Isometric Quadriceps/Hamstring Co-Contraction (long sitting position)


  1. Sit with a rolled up towel under your knee and the thigh rolled outwards.

  2. Dig heel into bed and tighten whole thigh.

  3. Place fingers on inner thigh just above kneecap to feel quadriceps/Vastis medialis muscle contracting.

  4. Hold contraction for 5 secs, rest for a few seconds.

  5. Repeat 3 x 10 times.

  6. You can also do this sitting

Bent Leg Raise


  1. With knee bent to about 30 degrees, lift leg off bed.

  2. Keep your knee flexed at 30° throughout the exercise.

  3. Hold for 5 seconds, then relax.

  4. Repeat 3 x 10 times.

FLEXION EXERCISES

Passive Flexion in Sitting


Commence now.

  1. Wrap a towel around the ball of your foot of your operated leg.

  2. Holding the ends of the towel in your hands, gently pull the ends of the towel so that your knee bends with it.

  3. Hold at the comfortable limit of flexion for 5 seconds.

  4. Continue slowly 10 times. Gradually increase to 30 times.

Passive Flexion in Prone


Commence in 1-2 days.

  1. Lie on stomach.

  2. Place foot of unoperated leg underneath shin of operated leg.

  3. Gently assist the injured leg to bend as far as comfortable by pushing up with the unoperated leg.

  4. Hold at the limit of flexion for 5 seconds.

  5. Continue slowly for 10 – 30 times.

  6. Continue to do Passive Flexion in Sitting exercise before this one.

EXTENSION EXERCISES

Supine Hangs
Commence now.


  1. Sit or lie with foot up on a ball/bolster/rolled towel.

  2. Relax knee in straight position for 30 seconds.

  3. Continue for a total of 5 minutes.

Prone Hangs

Commence in 1-2 days. ** Only do this extension exercise. Stop doing the Supine Hangs**


  1. Lie on stomach with knee-caps over the edge of a firm bench or bed.

  2. Let operated knee gently hang over the end of bench/bed.

  3. Hang for 1 minute, lift slightly up with good leg to rest for 30 seconds.

  4. Continue for a total of 5 minutes.

Advanced Prone Hangs

Commence in 5-7 days. ** Only do this extension exercise. Stop doing the Prone Hangs**


  1. Lie on stomach with knee-caps over the edge of bench or bed.

  2. Let operated knee gently hang over the end of bench/bed.
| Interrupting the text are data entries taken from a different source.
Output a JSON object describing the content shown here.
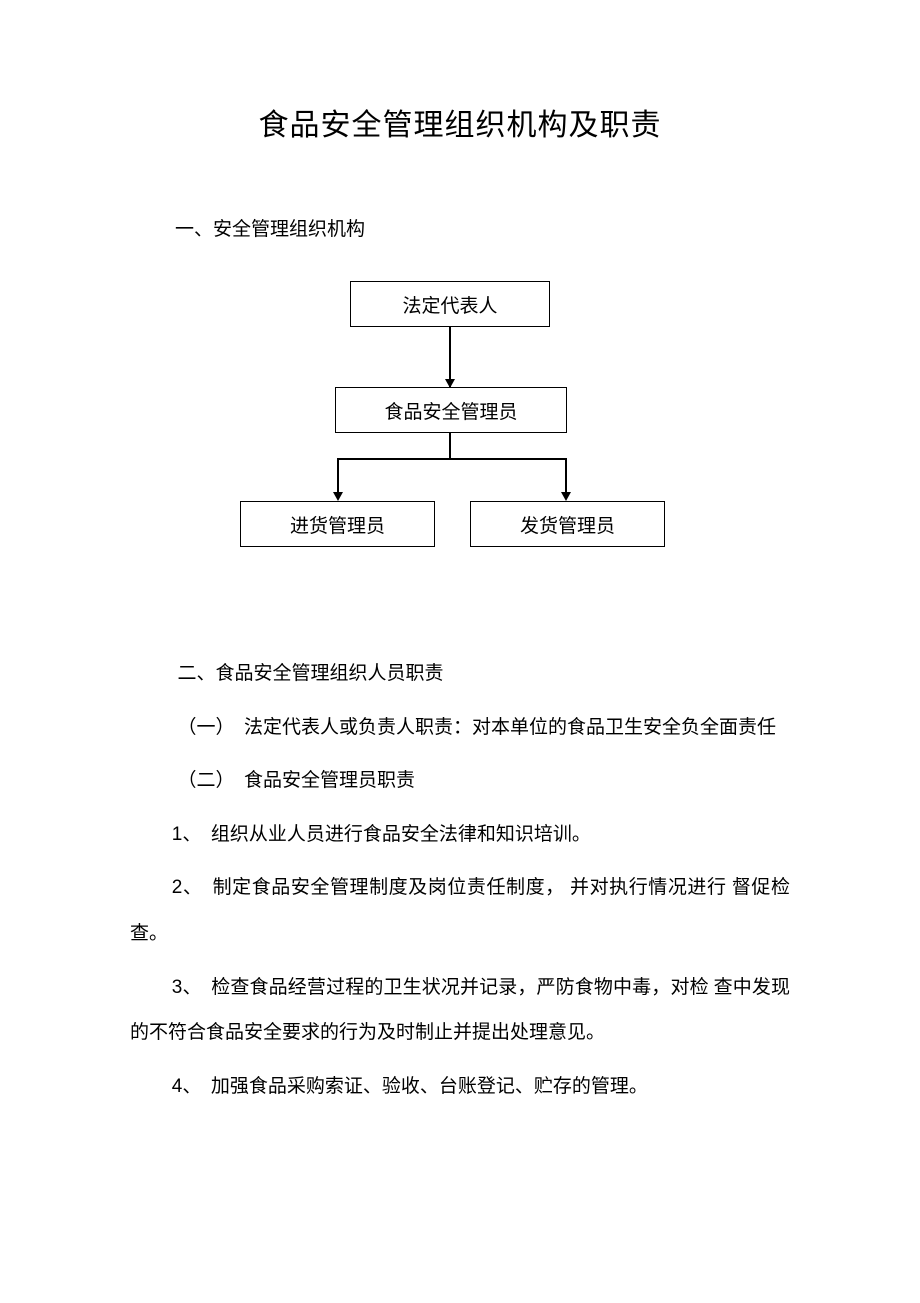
{
  "title": "食品安全管理组织机构及职责",
  "section1_heading": "一、安全管理组织机构",
  "org_chart": {
    "type": "tree",
    "nodes": {
      "top": "法定代表人",
      "mid": "食品安全管理员",
      "left": "进货管理员",
      "right": "发货管理员"
    },
    "box_border_color": "#000000",
    "box_background": "#ffffff",
    "box_fontsize": 19,
    "line_color": "#000000",
    "line_width": 1.5
  },
  "section2_heading": "二、食品安全管理组织人员职责",
  "paragraphs": {
    "p1": "（一）　法定代表人或负责人职责：对本单位的食品卫生安全负全面责任",
    "p2": "（二）　食品安全管理员职责",
    "p3_num": "1、",
    "p3": "　组织从业人员进行食品安全法律和知识培训。",
    "p4_num": "2、",
    "p4": "　制定食品安全管理制度及岗位责任制度， 并对执行情况进行 督促检查。",
    "p5_num": "3、",
    "p5": "　检查食品经营过程的卫生状况并记录，严防食物中毒，对检 查中发现的不符合食品安全要求的行为及时制止并提出处理意见。",
    "p6_num": "4、",
    "p6": "　加强食品采购索证、验收、台账登记、贮存的管理。"
  },
  "colors": {
    "background": "#ffffff",
    "text": "#000000"
  },
  "typography": {
    "title_fontsize": 30,
    "body_fontsize": 19,
    "line_height": 2.4,
    "font_family": "SimSun"
  }
}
  3. Rest the foot of your good leg over the ankle of your operated leg, to gain a greater stretch.

  4. Hold position for 1 minute, then ease pressure off by lifting good leg off for 30 seconds.

  5. Continue for a total of 5 minutes.

Patella Mobilisation

With knee straight and relaxed, gently move kneecap from side to side (A) and up and down (B).